At the end of year 2014, FFSI had 321 regular film societies on its membership rolls and about 100 campus film societies with a concentration of 118 film societies clustered within the south Indian state of Kerala.
FFSI has focused its activities on the promotion of good cinema, worked to acquire feature and short films to feed its member units for screenings, and associate itself with both national and international organisations undertaking similar work.
The creation of FFSI could be said to be the culmination of the development of a film society movement which first took seeds in Britain in the early 1920s. India received the idea as a colony of the Imperial administration when a member of the British movement reached Bombay to attempt create a similar organisation in 1937. The effort failed because England went to war and dragged its colonies along thereby diverting the native resources away from arts and culture.

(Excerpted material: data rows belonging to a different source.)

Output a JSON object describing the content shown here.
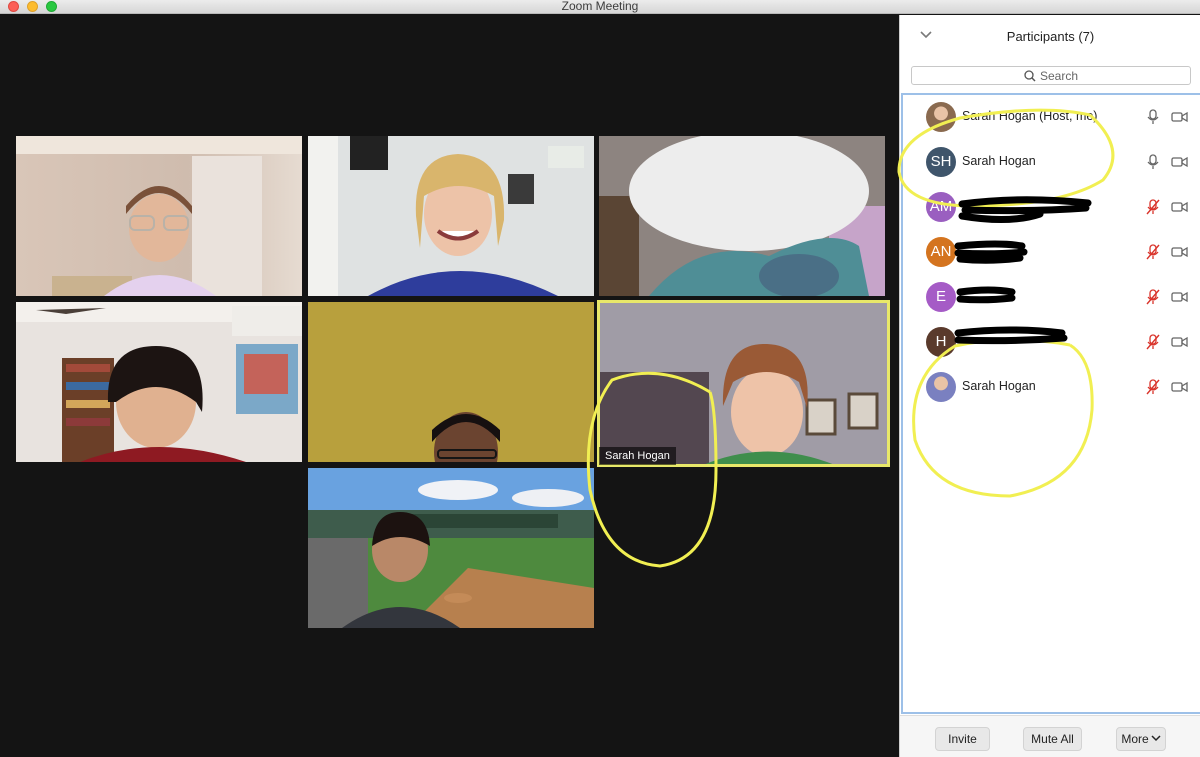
{
  "window": {
    "title": "Zoom Meeting"
  },
  "video": {
    "active_speaker_label": "Sarah Hogan"
  },
  "participants_panel": {
    "title": "Participants (7)",
    "search_placeholder": "Search",
    "participants": [
      {
        "name": "Sarah Hogan (Host, me)",
        "initials": "",
        "avatar_type": "photo",
        "avatar_color": "#8a6a4f",
        "mic": "on",
        "camera": "on"
      },
      {
        "name": "Sarah Hogan",
        "initials": "SH",
        "avatar_type": "initials",
        "avatar_color": "#3f556b",
        "mic": "on",
        "camera": "on"
      },
      {
        "name": "",
        "initials": "AM",
        "avatar_type": "initials",
        "avatar_color": "#9a5fc0",
        "mic": "muted",
        "camera": "on"
      },
      {
        "name": "",
        "initials": "AN",
        "avatar_type": "initials",
        "avatar_color": "#d4741f",
        "mic": "muted",
        "camera": "on"
      },
      {
        "name": "",
        "initials": "E",
        "avatar_type": "initials",
        "avatar_color": "#a55bc6",
        "mic": "muted",
        "camera": "on"
      },
      {
        "name": "",
        "initials": "H",
        "avatar_type": "initials",
        "avatar_color": "#5a3a2c",
        "mic": "muted",
        "camera": "on"
      },
      {
        "name": "Sarah Hogan",
        "initials": "",
        "avatar_type": "photo",
        "avatar_color": "#7a80c0",
        "mic": "muted",
        "camera": "on"
      }
    ],
    "footer": {
      "invite_label": "Invite",
      "mute_all_label": "Mute All",
      "more_label": "More"
    }
  },
  "colors": {
    "annotation": "#f1ef52",
    "active_speaker": "#e8e86a",
    "muted_mic": "#d9342b",
    "list_border": "#9dc0e8"
  }
}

It sealed the fate of the Amateur Film Society opened in Bombay until the WWII came to a close. When peace returned to India, film activities were revived in all its main production centres and Satyajit Ray found himself working in the film unit of Jean Renoir on his outdoor drama The River.[4]

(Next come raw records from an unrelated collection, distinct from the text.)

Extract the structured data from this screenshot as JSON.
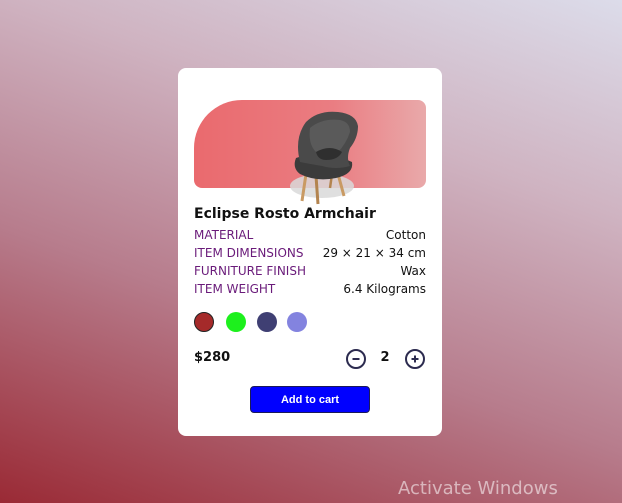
{
  "product": {
    "title": "Eclipse Rosto Armchair",
    "image": "armchair",
    "specs": [
      {
        "key": "MATERIAL",
        "value": "Cotton"
      },
      {
        "key": "ITEM DIMENSIONS",
        "value": "29 × 21 × 34 cm"
      },
      {
        "key": "FURNITURE FINISH",
        "value": "Wax"
      },
      {
        "key": "ITEM WEIGHT",
        "value": "6.4 Kilograms"
      }
    ],
    "colors": [
      "#a52a2a",
      "#1df01d",
      "#3f3f73",
      "#8383df"
    ],
    "selected_color": "#a52a2a",
    "price": "$280",
    "quantity": "2",
    "add_to_cart_label": "Add to cart"
  },
  "system": {
    "watermark": "Activate Windows"
  },
  "theme": {
    "hero_gradient": [
      "#ea6a6e",
      "#e9a9aa"
    ],
    "spec_key_color": "#6a1b7a",
    "button_color": "#0000ff"
  }
}
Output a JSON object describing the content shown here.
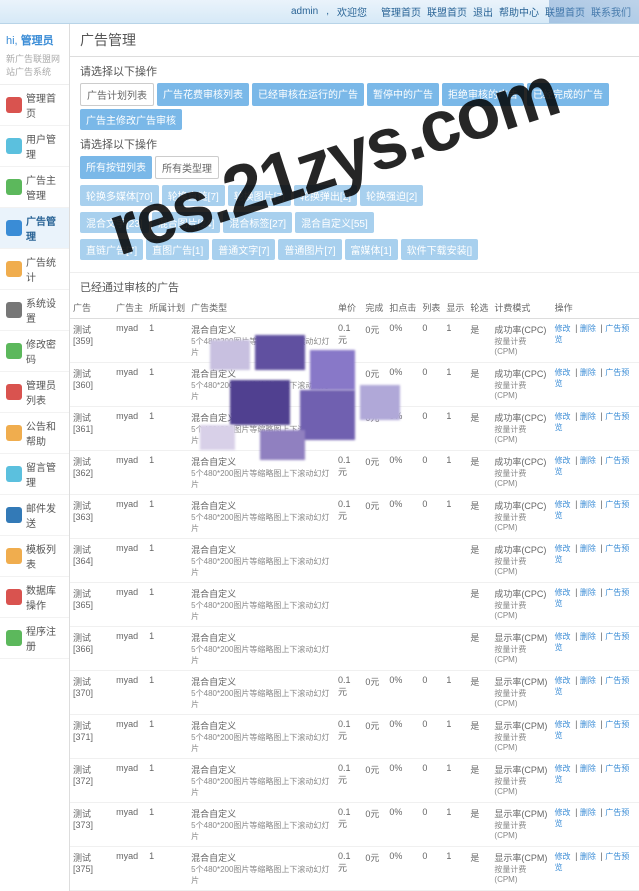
{
  "topbar": {
    "user": "admin",
    "welcome": "欢迎您",
    "links": [
      "管理首页",
      "联盟首页",
      "退出",
      "帮助中心",
      "联盟首页",
      "联系我们"
    ]
  },
  "sidebar": {
    "greeting_prefix": "hi,",
    "greeting_name": "管理员",
    "subtitle": "新广告联盟网站广告系统",
    "items": [
      {
        "label": "管理首页",
        "color": "#d9534f"
      },
      {
        "label": "用户管理",
        "color": "#5bc0de"
      },
      {
        "label": "广告主管理",
        "color": "#5cb85c"
      },
      {
        "label": "广告管理",
        "color": "#3a8cd6",
        "active": true
      },
      {
        "label": "广告统计",
        "color": "#f0ad4e"
      },
      {
        "label": "系统设置",
        "color": "#777"
      },
      {
        "label": "修改密码",
        "color": "#5cb85c"
      },
      {
        "label": "管理员列表",
        "color": "#d9534f"
      },
      {
        "label": "公告和帮助",
        "color": "#f0ad4e"
      },
      {
        "label": "留言管理",
        "color": "#5bc0de"
      },
      {
        "label": "邮件发送",
        "color": "#337ab7"
      },
      {
        "label": "模板列表",
        "color": "#f0ad4e"
      },
      {
        "label": "数据库操作",
        "color": "#d9534f"
      },
      {
        "label": "程序注册",
        "color": "#5cb85c"
      }
    ]
  },
  "page_title": "广告管理",
  "select_label": "请选择以下操作",
  "tabs1": [
    "广告计划列表",
    "广告花费审核列表",
    "已经审核在运行的广告",
    "暂停中的广告",
    "拒绝审核的广告",
    "已经完成的广告",
    "广告主修改广告审核"
  ],
  "tabs2": [
    "所有按钮列表",
    "所有类型理"
  ],
  "tabs3": [
    "轮换多媒体[70]",
    "轮换直链[7]",
    "轮换图片[7]",
    "轮换弹出[2]",
    "轮换强迫[2]"
  ],
  "tabs4": [
    "混合文字[23]",
    "混合图片[24]",
    "混合标签[27]",
    "混合自定义[55]"
  ],
  "tabs5": [
    "直链广告[7]",
    "直图广告[1]",
    "普通文字[7]",
    "普通图片[7]",
    "富媒体[1]",
    "软件下载安装[]"
  ],
  "table_title": "已经通过审核的广告",
  "columns": [
    "广告",
    "广告主",
    "所属计划",
    "广告类型",
    "单价",
    "完成",
    "扣点击",
    "列表",
    "显示",
    "轮选",
    "计费模式",
    "操作"
  ],
  "type_line1": "混合自定义",
  "type_line2": "5个480*200图片等缩略图上下滚动幻灯片",
  "mode_line1": "成功率(CPC)",
  "mode_line2": "按量计费(CPM)",
  "mode_alt1": "显示率(CPM)",
  "mode_alt2": "按量计费(CPM)",
  "ops": [
    "修改",
    "删除",
    "广告预览"
  ],
  "rows": [
    {
      "name": "测试[359]",
      "owner": "myad",
      "plan": "1",
      "price": "0.1元",
      "done": "0元",
      "click": "0%",
      "list": "0",
      "show": "1",
      "sel": "是",
      "alt": false
    },
    {
      "name": "测试[360]",
      "owner": "myad",
      "plan": "1",
      "price": "0.1元",
      "done": "0元",
      "click": "0%",
      "list": "0",
      "show": "1",
      "sel": "是",
      "alt": false
    },
    {
      "name": "测试[361]",
      "owner": "myad",
      "plan": "1",
      "price": "0.1元",
      "done": "0元",
      "click": "0%",
      "list": "0",
      "show": "1",
      "sel": "是",
      "alt": false
    },
    {
      "name": "测试[362]",
      "owner": "myad",
      "plan": "1",
      "price": "0.1元",
      "done": "0元",
      "click": "0%",
      "list": "0",
      "show": "1",
      "sel": "是",
      "alt": false
    },
    {
      "name": "测试[363]",
      "owner": "myad",
      "plan": "1",
      "price": "0.1元",
      "done": "0元",
      "click": "0%",
      "list": "0",
      "show": "1",
      "sel": "是",
      "alt": false
    },
    {
      "name": "测试[364]",
      "owner": "myad",
      "plan": "1",
      "price": "",
      "done": "",
      "click": "",
      "list": "",
      "show": "",
      "sel": "是",
      "alt": false
    },
    {
      "name": "测试[365]",
      "owner": "myad",
      "plan": "1",
      "price": "",
      "done": "",
      "click": "",
      "list": "",
      "show": "",
      "sel": "是",
      "alt": false
    },
    {
      "name": "测试[366]",
      "owner": "myad",
      "plan": "1",
      "price": "",
      "done": "",
      "click": "",
      "list": "",
      "show": "",
      "sel": "是",
      "alt": true
    },
    {
      "name": "测试[370]",
      "owner": "myad",
      "plan": "1",
      "price": "0.1元",
      "done": "0元",
      "click": "0%",
      "list": "0",
      "show": "1",
      "sel": "是",
      "alt": true
    },
    {
      "name": "测试[371]",
      "owner": "myad",
      "plan": "1",
      "price": "0.1元",
      "done": "0元",
      "click": "0%",
      "list": "0",
      "show": "1",
      "sel": "是",
      "alt": true
    },
    {
      "name": "测试[372]",
      "owner": "myad",
      "plan": "1",
      "price": "0.1元",
      "done": "0元",
      "click": "0%",
      "list": "0",
      "show": "1",
      "sel": "是",
      "alt": true
    },
    {
      "name": "测试[373]",
      "owner": "myad",
      "plan": "1",
      "price": "0.1元",
      "done": "0元",
      "click": "0%",
      "list": "0",
      "show": "1",
      "sel": "是",
      "alt": true
    },
    {
      "name": "测试[375]",
      "owner": "myad",
      "plan": "1",
      "price": "0.1元",
      "done": "0元",
      "click": "0%",
      "list": "0",
      "show": "1",
      "sel": "是",
      "alt": true
    }
  ],
  "watermark": "res.21zys.com"
}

In 1947 the Calcutta Film Society was formed. The idea of film societies could now germinate in other cities, and new units were formed working independently from Delhi (1956), Bombay, Madras (1957), Roorkee, Patna (1958). In 1959, Agra and Faizabad also reported the formation of their own film clubs.

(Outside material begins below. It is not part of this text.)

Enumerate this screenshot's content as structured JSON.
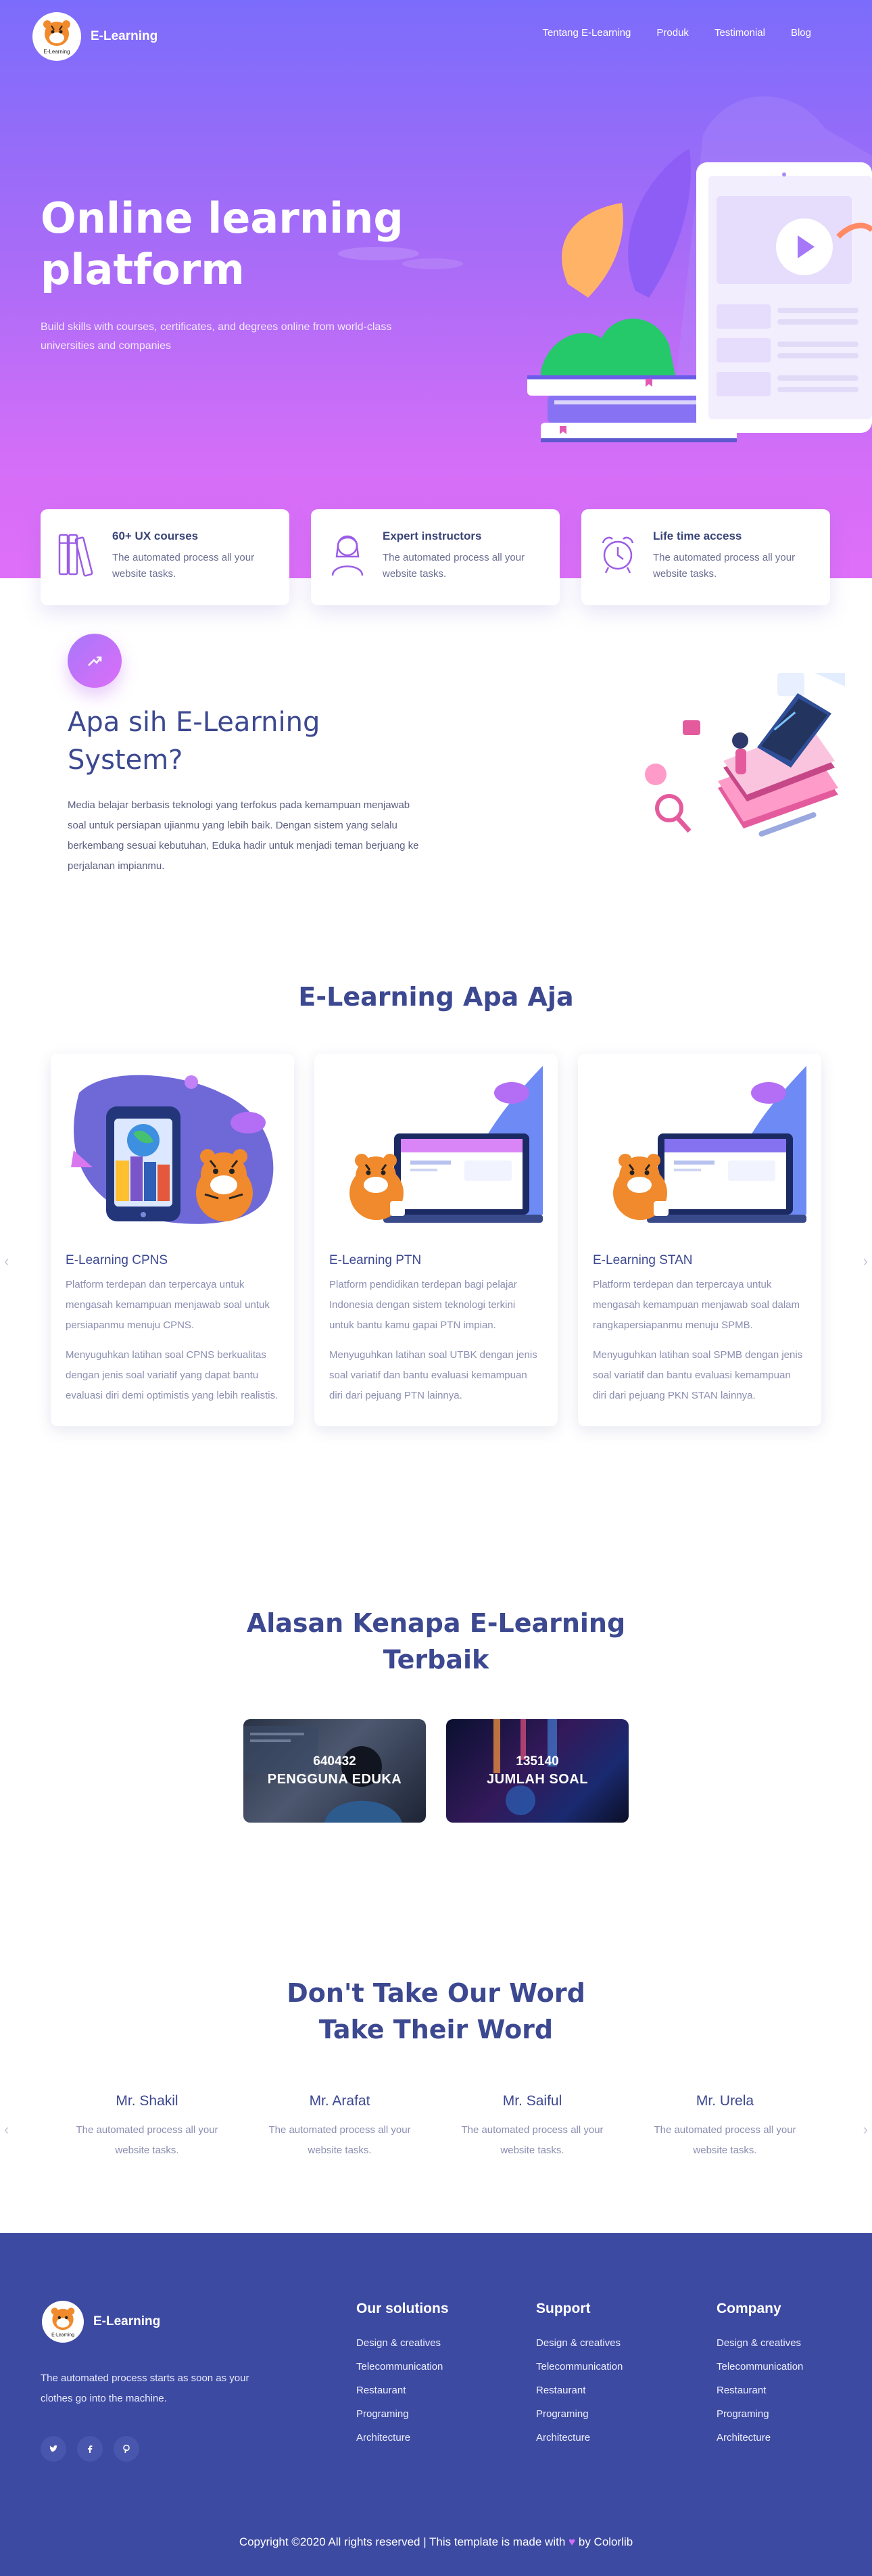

Chidananda Dasgupta, working in the USIS Center in Delhi, and Satyajit Ray, already an international film celebrity, were both exposed to world cinema and being also colleagues known to each other, decided to take the next big step to bring the various film societies together under an umbrella organisation to create the Federation.
The creation of the Federation helped the film clubs to now bargain with the national government to begin exchange of feature films under bilateral cultural exchanges. Soon a new traffic of films from the socialist and European countries started. Indian audiences began to learn of the existence of new alternate cinema other than the American and British English speaking film fare. Film historians began to call for corrections of the distortions of Imperial India. A banned Charles Chaplin was now free to send his films into India; Sergei Eisenstein’s Battleship Potemkin was allowed public screenings from 1955.
On an average, FFSI members have been screening about 230 films annually[5] drawn from about 65 nations. It holds about a dozen major film festivals for its members. A major annual international commitment is to manage the ‘Open Forum’ section of the International Film Festival of India held in Goa, and similar activities in Kolkata, and Trivandrum International Film Festivals.
Administratively, FFSI has divided its jurisdiction into four Regions of North, East, South and West, and one Sub-Region of Kerala with their Offices in Delhi, Kolkata, Hyderabad, Mumbai and Trivandrum respectively.
The central office is situated at C-7 Bharat Bhaban, 3 Chittaranjan Avenue, Kolkata 700072, India. The current president is Kiran V Shantaram and General Secretary is Amitava Ghosh.
Each year FFSI deputes at least half a dozen of its senior film experts to work as jury members in international film festivals.[6] Its members are also regular members of various film selection committees for international film festivals in India.
FFSI brings out its monthly publication called FFSI Newsletter. Many of the film societies also bring out regular film newsletters featuring the working of their organisation and those of their sister units.
'Indian Film Culture: Indian Cinema' is a book published recently by FFSI in association with the V. Shantaram Motion Picture Scientific Research and Cultural Foundation Mumbai, Celluloid Chapter Jamshedpur, and FFSI Keralam.